Froome heads for X-ray

Defending champion Chris Froome was hoping to avoid any lingering after effects of his fourth stage crash as Marcel Kittel claimed a hat-trick of Tour de France wins in Lille on Tuesday.

Kittel (Giant-Shimano) won a third stage win from four attempts on the 163.5 kilometre stage from Le Touquet-Paris-Plage, which began with drama as Froome crashed.

After negotiating three British stages unscathed, Froome tumbled 6km into French soil, tearing his shorts, suffering grazes to the left side he hurt in June's Criterium du Dauphine and damaging his wrist.

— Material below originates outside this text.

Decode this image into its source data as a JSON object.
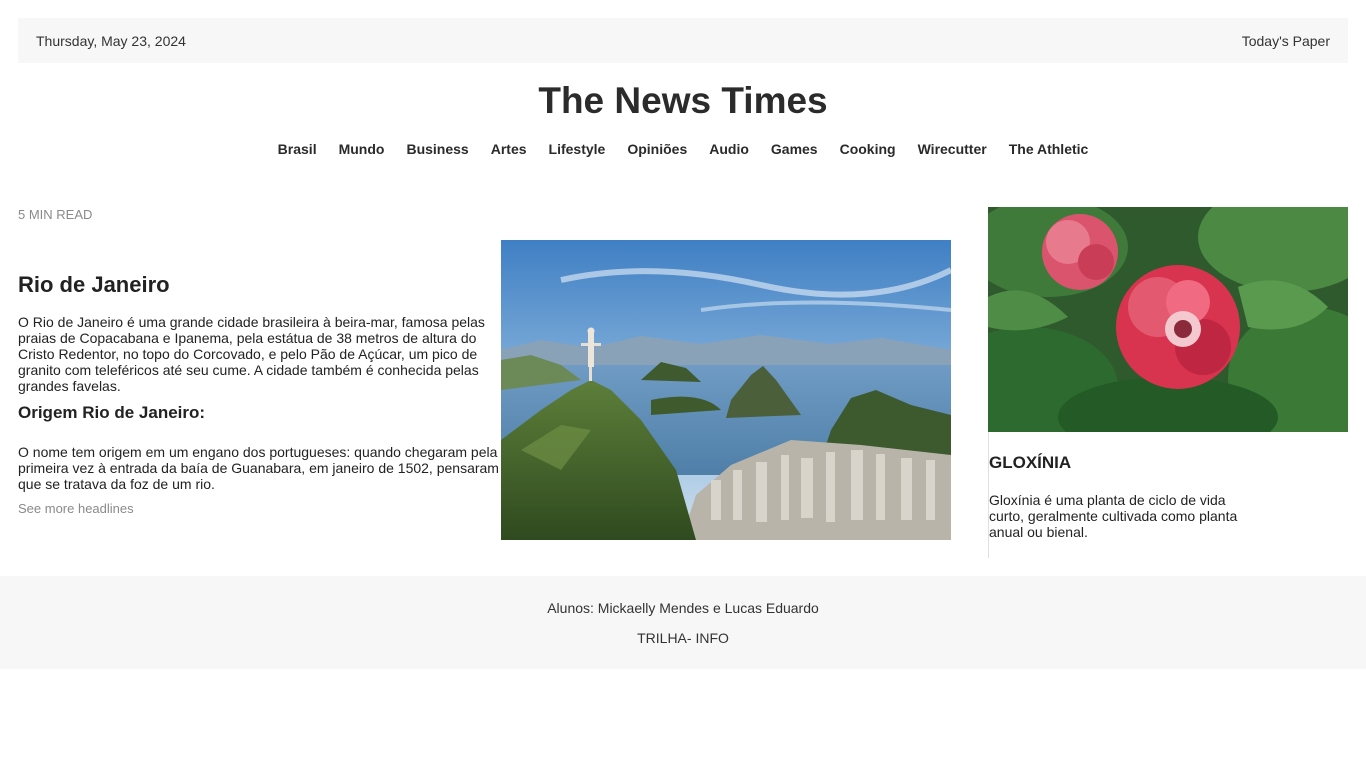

Froome visited the race doctor and required a splint on his wrist to finish the stage, and afterwards he was sent for a precautionary X-ray.

His joints will face a major test on Wednesday's fifth stage, the 155.5km route from Ypres to Arenberg Porte du Hinaut, which features nine cobbled sections totalling more than 15km.

Froome's team-mate Bernhard Eisel told ITV4: "He has a cast on his hand, but he feels okay and hopefully we just lost some skin.

"We didn't lose time today. Let's hope for the best."

Froome may not have lost time, but he dropped back from fifth to seventh in the overall rankings, behind Alberto Contador (Tinkoff-Saxo) and Alejandro Valverde (Movistar).

Froome finished 42nd on the stage, while Vincenzo Nibali (Astana) was 24th to retain the race leader's yellow jersey.

The Team Sky leader's wobble could be significant over the cobbles, where punctures are common, as his team support car will be delayed in reaching him.

The forecast wet weather will make the cobbled stage even trickier for the peloton as the Tour commemorates 100 years since the start of World War One.

Tuesday's stage was expected to be straightforward, but Froome's crash showed nothing can be taken for granted in the Tour.

"Somebody made a mistake," Eisel added. "This wave went through the whole bunch, from position 10 to the last position in the bunch.

"It's just a big wave and Froomey was like the third rider and with the wave he had no chance. He just went down.

"Even when I stopped and waited for Froomey, he was back on his bike and you saw the last rider crashing near the end of the peloton."

Andy Schleck, the 2010 winner, did not start due to a knee injury suffered in a crash on stage three from Cambridge to London on Monday, when Kittel won.

Another sprint stage was expected in Lille, but that did not put off an early two-man breakaway and Thomas Voeckler (Europcar) continued alone when fellow escapee Luis Mate (Cofidis) was swallowed up by the peloton inside the final 40km.

Voeckler was caught with 17km to go and the sprinters' teams tried to take control, with Omega Pharma-QuickStep to the fore despite the absence of Mark Cavendish, who on Wednesday will undergo shoulder surgery which will put him out for six weeks.

Giant-Shimano lurked menacingly and took over inside the final 2km.

Alexander Kristoff (Katusha) was first to launch his sprint, but despite appearing more laboured than on The Mall 24 hours earlier, Kittel triumphed once more.

Kristoff was second, with Arnaud Demare (FDJ) third.

"It was close today," Kittel, who won four stages in the 2013 Tour and could surpass that 12 months on, said on ITV4.

"We saw that we're not unbeatable. We always need a plan, we always need to concentrate on our sprint and our preparation for our sprint.

"The last 30km we rode with really absolute high speed, always 60 (kph) or more. It was really, really fast, difficult to stay together with the team.

"In the end the boys delivered me in front. I was able to sit there on the wheel of (Omega Pharma-QuickStep's Mark) Renshaw.

"Everything I was thinking about was the last corner. (The team) told me at 250m I could see the finish line and I was almost tempted to go at 500 because I couldn't see where it was, but I sat down again.

"I went really long. I put in everything I had. It was really, really difficult."